1. A method of preparing corneal tissue for transplant comprising:

obtaining corneal tissue that has been harvested for transplanting;

exposing the harvested corneal tissue to a plasma-activated fluid for a period of time.

2. The method of claim 1 wherein the plasma-activated fluid is a gas.

3. The method of claim 2 wherein the gas is helium.

4. The method of claim 2 wherein the gas is air.

5. The method of claim 1 wherein the plasma-activated fluid includes water.

6. The method of claim 1 wherein the plasma-activated fluid is a mist.

7. The method of claim 1 wherein the plasma-activated fluid is a liquid.

8. The method of claim 1 wherein the exposure time is less than about 60 seconds.

9. The method of claim 1 wherein the exposure time is less than about 30 seconds.

10. The method of claim 1 wherein the exposure time is less than about 15 seconds.

11. The method of claim 1 wherein the exposure time is less than about 5 seconds.

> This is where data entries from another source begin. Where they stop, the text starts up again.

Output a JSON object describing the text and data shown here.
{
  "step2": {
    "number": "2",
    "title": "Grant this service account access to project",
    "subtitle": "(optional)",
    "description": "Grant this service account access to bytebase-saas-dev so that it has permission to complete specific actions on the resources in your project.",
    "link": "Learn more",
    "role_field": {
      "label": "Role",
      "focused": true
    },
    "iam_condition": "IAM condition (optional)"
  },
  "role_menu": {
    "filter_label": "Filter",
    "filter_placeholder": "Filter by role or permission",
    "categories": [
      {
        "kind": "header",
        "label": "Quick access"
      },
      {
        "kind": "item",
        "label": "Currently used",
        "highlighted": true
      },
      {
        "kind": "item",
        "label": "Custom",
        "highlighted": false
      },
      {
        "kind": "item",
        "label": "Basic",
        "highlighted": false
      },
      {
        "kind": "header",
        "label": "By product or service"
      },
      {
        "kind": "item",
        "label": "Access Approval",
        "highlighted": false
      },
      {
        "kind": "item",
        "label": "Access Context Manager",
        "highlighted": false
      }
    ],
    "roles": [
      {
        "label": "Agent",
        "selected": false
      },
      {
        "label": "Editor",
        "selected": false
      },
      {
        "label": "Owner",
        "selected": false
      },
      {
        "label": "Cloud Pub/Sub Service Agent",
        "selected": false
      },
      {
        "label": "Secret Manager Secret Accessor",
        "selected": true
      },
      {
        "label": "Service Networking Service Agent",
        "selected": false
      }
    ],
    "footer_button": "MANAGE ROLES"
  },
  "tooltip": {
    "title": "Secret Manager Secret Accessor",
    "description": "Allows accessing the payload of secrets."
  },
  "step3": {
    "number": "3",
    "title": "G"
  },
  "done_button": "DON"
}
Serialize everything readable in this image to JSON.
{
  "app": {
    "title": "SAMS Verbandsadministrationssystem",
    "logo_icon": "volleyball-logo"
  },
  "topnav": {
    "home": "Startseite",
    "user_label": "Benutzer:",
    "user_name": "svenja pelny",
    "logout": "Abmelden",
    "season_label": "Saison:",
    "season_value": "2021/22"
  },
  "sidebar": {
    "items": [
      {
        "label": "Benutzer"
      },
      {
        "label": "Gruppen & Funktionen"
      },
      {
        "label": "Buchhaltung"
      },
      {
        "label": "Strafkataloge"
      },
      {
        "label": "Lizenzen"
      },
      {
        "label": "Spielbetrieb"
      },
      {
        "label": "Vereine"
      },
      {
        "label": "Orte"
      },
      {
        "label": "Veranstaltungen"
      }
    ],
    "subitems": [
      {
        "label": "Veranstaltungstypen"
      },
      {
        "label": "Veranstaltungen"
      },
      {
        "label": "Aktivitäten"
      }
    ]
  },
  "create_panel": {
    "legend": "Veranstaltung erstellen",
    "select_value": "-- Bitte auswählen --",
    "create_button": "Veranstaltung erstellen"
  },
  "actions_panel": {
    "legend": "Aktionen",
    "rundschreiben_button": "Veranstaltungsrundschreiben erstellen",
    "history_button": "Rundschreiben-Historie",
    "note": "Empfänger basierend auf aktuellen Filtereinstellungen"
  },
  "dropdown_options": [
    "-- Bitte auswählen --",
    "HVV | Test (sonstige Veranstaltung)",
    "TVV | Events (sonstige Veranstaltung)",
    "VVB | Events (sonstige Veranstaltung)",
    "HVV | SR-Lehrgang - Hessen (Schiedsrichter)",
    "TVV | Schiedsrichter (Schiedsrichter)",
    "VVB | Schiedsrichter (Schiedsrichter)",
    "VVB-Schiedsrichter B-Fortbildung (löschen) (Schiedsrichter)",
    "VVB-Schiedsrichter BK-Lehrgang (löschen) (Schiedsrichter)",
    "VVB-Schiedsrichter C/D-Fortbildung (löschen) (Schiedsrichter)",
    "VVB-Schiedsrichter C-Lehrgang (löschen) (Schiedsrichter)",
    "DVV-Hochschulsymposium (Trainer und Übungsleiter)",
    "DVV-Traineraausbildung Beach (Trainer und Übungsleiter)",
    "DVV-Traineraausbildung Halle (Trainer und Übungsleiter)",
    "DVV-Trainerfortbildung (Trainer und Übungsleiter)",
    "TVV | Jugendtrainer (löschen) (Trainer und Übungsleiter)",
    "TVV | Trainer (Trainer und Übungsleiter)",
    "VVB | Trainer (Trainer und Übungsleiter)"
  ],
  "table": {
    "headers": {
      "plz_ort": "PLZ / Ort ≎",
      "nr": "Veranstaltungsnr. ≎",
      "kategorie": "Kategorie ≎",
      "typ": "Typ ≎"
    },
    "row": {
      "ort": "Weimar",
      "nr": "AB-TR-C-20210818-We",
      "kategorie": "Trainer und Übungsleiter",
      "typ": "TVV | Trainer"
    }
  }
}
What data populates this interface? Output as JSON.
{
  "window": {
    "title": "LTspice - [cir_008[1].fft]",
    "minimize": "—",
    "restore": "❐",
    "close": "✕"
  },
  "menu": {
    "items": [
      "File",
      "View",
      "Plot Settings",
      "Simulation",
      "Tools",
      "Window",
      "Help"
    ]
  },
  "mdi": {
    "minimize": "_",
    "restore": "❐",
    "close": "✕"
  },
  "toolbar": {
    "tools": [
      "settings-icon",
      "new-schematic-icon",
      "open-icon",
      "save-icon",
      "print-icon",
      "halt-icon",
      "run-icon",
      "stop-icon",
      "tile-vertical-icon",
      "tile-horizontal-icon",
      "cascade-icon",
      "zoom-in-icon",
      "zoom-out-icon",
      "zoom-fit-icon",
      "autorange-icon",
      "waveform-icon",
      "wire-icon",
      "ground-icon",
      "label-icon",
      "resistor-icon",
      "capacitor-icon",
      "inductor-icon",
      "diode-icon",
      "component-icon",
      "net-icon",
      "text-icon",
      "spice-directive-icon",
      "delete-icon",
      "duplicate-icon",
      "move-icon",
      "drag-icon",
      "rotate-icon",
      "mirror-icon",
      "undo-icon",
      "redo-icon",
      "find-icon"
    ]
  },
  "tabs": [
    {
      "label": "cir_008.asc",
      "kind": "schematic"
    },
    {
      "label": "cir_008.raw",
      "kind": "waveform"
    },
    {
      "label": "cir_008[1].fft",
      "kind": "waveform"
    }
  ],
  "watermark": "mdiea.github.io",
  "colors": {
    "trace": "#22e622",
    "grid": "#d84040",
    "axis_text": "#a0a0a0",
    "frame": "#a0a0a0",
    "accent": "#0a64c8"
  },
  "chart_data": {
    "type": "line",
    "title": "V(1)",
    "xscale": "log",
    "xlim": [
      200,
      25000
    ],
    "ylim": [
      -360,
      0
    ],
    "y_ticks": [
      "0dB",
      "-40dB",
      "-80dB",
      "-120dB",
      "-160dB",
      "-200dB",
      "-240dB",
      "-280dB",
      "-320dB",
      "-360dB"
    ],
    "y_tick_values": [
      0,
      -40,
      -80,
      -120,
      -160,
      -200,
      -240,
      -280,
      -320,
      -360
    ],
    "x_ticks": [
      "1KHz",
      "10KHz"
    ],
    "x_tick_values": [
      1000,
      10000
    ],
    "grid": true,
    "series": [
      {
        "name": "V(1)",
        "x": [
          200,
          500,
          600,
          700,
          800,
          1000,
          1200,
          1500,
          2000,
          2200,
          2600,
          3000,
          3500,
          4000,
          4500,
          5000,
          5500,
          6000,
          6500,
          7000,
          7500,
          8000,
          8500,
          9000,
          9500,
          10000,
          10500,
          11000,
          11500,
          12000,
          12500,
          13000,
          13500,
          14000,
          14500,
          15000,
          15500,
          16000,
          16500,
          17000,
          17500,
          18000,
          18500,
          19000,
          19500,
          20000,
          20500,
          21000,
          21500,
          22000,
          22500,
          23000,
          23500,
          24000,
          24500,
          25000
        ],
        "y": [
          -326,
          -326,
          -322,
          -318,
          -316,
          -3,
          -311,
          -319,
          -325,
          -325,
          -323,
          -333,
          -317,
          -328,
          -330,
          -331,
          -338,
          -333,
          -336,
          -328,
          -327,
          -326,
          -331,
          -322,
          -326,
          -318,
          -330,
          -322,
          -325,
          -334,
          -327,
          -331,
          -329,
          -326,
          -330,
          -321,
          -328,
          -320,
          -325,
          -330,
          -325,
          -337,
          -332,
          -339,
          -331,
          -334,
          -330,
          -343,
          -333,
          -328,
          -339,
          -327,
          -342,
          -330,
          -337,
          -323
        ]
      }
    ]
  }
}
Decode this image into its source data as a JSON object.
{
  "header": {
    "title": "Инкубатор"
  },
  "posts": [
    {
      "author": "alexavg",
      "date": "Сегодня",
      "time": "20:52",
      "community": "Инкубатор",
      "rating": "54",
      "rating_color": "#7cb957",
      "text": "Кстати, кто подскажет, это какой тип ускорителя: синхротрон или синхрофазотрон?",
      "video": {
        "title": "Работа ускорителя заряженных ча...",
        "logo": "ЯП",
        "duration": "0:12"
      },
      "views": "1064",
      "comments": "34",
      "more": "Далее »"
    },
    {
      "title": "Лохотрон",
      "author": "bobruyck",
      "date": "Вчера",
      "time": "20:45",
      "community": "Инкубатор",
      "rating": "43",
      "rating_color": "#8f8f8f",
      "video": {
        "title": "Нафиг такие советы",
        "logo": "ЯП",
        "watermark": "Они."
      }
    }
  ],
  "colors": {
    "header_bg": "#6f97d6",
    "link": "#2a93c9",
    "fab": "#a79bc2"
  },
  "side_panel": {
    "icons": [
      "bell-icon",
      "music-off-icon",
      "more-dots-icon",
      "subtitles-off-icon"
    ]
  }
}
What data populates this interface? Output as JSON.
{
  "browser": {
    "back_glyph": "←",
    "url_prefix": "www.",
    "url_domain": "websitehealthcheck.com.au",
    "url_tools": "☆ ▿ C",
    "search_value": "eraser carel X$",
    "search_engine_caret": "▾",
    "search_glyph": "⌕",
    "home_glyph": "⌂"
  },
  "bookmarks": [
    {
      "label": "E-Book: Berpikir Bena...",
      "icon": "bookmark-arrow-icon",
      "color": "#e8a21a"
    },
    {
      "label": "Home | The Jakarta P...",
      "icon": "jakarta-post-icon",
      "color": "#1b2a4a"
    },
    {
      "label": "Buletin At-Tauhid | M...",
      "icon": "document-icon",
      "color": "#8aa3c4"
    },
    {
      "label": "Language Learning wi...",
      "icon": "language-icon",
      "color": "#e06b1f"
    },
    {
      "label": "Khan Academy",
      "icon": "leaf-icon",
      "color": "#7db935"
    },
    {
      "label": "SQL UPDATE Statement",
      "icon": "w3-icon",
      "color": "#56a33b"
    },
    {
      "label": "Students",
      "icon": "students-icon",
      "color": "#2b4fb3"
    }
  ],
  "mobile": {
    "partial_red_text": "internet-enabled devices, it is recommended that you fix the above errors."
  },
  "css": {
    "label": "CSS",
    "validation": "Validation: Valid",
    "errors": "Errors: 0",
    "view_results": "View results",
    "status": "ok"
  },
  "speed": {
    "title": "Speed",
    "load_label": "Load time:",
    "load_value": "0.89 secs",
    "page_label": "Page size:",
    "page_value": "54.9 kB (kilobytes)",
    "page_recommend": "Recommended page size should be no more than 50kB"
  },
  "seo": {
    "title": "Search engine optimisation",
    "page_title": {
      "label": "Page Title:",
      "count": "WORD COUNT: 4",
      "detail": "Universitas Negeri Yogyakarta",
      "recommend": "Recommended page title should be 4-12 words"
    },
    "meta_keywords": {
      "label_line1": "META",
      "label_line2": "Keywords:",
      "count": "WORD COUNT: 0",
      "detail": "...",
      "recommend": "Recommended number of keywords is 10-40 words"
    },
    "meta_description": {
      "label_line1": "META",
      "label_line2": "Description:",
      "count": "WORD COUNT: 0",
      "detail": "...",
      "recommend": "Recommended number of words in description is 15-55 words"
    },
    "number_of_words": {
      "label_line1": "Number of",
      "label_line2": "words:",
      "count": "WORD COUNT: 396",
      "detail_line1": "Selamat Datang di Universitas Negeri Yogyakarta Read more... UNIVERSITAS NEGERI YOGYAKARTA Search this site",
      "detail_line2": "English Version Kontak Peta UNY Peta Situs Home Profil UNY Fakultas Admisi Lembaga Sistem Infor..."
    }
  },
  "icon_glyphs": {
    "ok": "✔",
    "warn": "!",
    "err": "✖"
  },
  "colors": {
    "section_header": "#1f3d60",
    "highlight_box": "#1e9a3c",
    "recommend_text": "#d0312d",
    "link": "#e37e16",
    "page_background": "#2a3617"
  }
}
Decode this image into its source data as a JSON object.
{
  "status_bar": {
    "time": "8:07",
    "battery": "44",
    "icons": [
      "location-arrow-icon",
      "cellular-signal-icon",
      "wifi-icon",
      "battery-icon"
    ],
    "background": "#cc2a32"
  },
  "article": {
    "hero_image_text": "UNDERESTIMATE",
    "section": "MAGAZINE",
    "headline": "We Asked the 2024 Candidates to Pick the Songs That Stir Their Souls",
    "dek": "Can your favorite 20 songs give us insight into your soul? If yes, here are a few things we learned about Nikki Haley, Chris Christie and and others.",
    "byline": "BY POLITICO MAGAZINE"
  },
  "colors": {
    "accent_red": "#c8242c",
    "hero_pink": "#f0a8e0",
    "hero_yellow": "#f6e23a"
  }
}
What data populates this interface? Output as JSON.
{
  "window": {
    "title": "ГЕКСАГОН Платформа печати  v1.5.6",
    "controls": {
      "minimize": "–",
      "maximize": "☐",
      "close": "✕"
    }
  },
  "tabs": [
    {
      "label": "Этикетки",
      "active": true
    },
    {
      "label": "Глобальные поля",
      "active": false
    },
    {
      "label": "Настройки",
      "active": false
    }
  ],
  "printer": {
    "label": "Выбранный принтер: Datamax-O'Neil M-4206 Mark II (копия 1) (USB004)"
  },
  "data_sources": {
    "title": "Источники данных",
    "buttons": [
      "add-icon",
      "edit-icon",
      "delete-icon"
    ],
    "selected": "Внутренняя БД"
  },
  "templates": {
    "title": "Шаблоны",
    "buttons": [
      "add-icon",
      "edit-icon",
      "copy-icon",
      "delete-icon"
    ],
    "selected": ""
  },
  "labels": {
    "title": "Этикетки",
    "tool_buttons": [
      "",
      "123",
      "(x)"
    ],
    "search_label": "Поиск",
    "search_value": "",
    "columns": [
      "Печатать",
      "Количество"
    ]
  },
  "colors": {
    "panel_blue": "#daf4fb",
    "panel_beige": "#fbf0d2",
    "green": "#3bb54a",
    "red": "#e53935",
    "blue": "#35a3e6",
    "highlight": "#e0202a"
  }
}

12. A method of sterilizing corneal tissue comprising;

obtaining corneal tissue that has been removed from a body;

applying a plasma-activated fluid to one or more sides of the corneal tissue for a predetermined period of time.

13. The method of claim 12 wherein the predetermined time is greater than about 5 seconds

14. The method of claim 12 wherein the predetermined time is greater than about 10 seconds.

15. The method of claim 12 wherein the predetermined time is less than about 60 seconds.

16. The method of claim 12 wherein sterilizing the corneal tissue comprises killing or deactivating bacteria.

17. The method of claim 12 wherein sterilizing the corneal tissue comprises killing or deactivating fungus.

18. A method of treating harvested corneal tissue comprising;

obtaining corneal tissue harvested for transplanting;

applying a plasma-activated fluid to one or more sides of the harvested corneal tissue for a period of time sufficient to reduce the bacterial content by more than 99.999%.

19. A method of treating harvested corneal tissue comprising;

obtaining corneal tissue harvested for transplanting;

applying a plasma-activated fluid to one or more sides of the harvested corneal tissue for a period of time sufficient to reduce the fungal content by more than 99.999%.

20. The method of claim 19 wherein the period of time is less than about 60 seconds.